67 There are, on the other hand, several recent cases in this Court where judges at first instance have declined to interpret particular statutory requirements as creating "jurisdictional facts". In Karalis v Australian Community Pharmacy Authority (1998) 90 FCR 473 Goldberg J concluded that a decision made by the Australian Community Pharmacy Authority to approve particular premises as a pharmacy was not contingent on the objective fact of the distance between two premises. Rather it was contingent on the Australian Community Pharmacy Authority having formed the opinion that the relevant distance specified in the legislation had not been exceeded.
68 In arriving at this conclusion Goldberg J expressly followed the reasoning of Black CJ in Australian Heritage Commission v Mount Isa Mines Limited (supra). His Honour referred also to Pharmacy Guild of Australia v Australian Community Pharmacy Authority (1996) 70 FCR 462 where Branson J noted that the provisions there under consideration drew a distinction between matters of fact, and matters in respect of which the Authority had to be "satisfied". Her Honour said (at 476):
"In my view, this distinction does not reflect an intention that the Authority's power is contingent upon the actual existence of those matters of fact. Rather, the distinction between matters of fact and matters in respect of which the Authority is required to be satisfied reflects a distinction between matters capable of objective determination and those which involve an exercise of judgment …"

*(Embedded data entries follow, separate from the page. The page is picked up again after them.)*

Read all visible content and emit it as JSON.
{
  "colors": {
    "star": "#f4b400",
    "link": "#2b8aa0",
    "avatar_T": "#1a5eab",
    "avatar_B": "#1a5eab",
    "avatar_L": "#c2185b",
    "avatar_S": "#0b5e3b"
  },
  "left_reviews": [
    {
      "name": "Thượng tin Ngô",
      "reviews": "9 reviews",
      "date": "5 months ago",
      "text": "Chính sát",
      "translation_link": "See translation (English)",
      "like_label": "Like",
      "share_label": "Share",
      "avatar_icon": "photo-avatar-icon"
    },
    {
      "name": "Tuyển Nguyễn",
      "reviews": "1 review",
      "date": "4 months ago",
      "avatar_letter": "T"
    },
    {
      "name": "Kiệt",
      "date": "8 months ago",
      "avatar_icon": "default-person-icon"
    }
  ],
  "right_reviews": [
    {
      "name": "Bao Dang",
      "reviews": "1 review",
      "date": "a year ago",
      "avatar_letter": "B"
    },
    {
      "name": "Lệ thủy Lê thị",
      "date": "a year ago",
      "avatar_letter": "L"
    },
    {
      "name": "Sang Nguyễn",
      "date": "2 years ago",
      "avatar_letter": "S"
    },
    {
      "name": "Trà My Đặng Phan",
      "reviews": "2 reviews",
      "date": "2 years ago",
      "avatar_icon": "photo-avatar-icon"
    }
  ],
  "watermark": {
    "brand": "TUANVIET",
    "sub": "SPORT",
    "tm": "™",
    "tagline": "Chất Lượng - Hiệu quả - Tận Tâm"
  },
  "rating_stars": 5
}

69 Goldberg J considered in Karalis that the appropriate course for him to take was to follow the decision of Branson J unless he thought that decision was clearly wrong. His Honour said that he was not of that opinion. He declined therefore to hold that the doctrine of "jurisdictional fact" was applicable in the particular circumstances of the case before him.
70 It may fairly be said that the authorities which deal with "jurisdictional facts" are difficult to reconcile, and that some reflect a broader and more generous view of that "doctrine" than others. Professor Aronson perceives a "resurgence" in the "doctrine" and expresses reservations about the trend of recent authority. The decisions of the High Court in Corporation of the City of Enfield and of the New South Wales Court of Appeal in Timbarra certainly qualify as manifesting that resurgence, albeit under the ambit of ordinary principles of statutory construction.